I turned eighteen when the world entered a new millennium in 2000, and the year “American Beauty” won against a highly publicized award campaign for its chief rival nominee that year, “The Cider House Rules”. Maybe because I’d technically became an adult and therefore achieved full enlightenment at last, but the fact that a movie studio launched a publicity campaign to swarm voters to choose their film was not lost on me. Apparently, voters don’t just go into hibernation and pick winners, then emerge back into the real world alive and rejuvenated by the purity of their choices.

The validity of their choices has often been debated for other reasons as well: awarding an actor or director for their current, less stellar work simply to acknowledge their greater body of work is another common longstanding ploy.

That being said, it’s safe to say that the curtain has finally gone down on my love affair with the Oscars.
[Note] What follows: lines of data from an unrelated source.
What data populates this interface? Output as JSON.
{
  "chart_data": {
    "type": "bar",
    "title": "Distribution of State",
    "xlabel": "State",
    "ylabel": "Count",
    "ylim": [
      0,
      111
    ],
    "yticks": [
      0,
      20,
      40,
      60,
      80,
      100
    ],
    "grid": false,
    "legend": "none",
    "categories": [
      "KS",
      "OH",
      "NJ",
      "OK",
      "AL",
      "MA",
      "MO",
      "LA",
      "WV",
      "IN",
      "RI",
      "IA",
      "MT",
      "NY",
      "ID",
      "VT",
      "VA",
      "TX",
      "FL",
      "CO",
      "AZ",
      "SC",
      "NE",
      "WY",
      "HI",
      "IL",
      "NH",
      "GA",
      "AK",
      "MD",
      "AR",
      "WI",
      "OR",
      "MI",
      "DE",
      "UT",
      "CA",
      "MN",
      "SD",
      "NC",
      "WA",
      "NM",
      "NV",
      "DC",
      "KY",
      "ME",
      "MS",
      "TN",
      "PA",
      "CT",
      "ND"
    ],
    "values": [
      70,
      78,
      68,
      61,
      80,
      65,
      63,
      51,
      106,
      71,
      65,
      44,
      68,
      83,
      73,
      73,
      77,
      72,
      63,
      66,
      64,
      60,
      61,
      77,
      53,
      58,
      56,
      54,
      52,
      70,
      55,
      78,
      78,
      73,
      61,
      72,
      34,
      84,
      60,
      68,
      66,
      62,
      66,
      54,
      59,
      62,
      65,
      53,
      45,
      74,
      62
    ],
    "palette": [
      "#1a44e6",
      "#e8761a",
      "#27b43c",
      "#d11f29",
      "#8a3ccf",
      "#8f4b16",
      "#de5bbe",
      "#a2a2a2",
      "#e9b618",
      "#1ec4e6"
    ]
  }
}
Honestly, the last few years I’ve been less and less drawn to the extravaganza. As late as 2013, I still recall having a few vestiges of excitement that I’d had in my youth—feeling like I was witnessing something greater than myself. But the past two years and on the eve of this year, it’s dawned on me now that the heyday of the show has long joined the past. It doesn’t detract from the merit of truly good movies, but that’s the thing: good movies and the Oscars are not the same thing, and they haven’t been for a long time.

So it’s that time of year again—when people come together to talk about what some famous actresses wore—and who wore it best. Oh, and which film won Best Picture. Exactly. That’s all it is.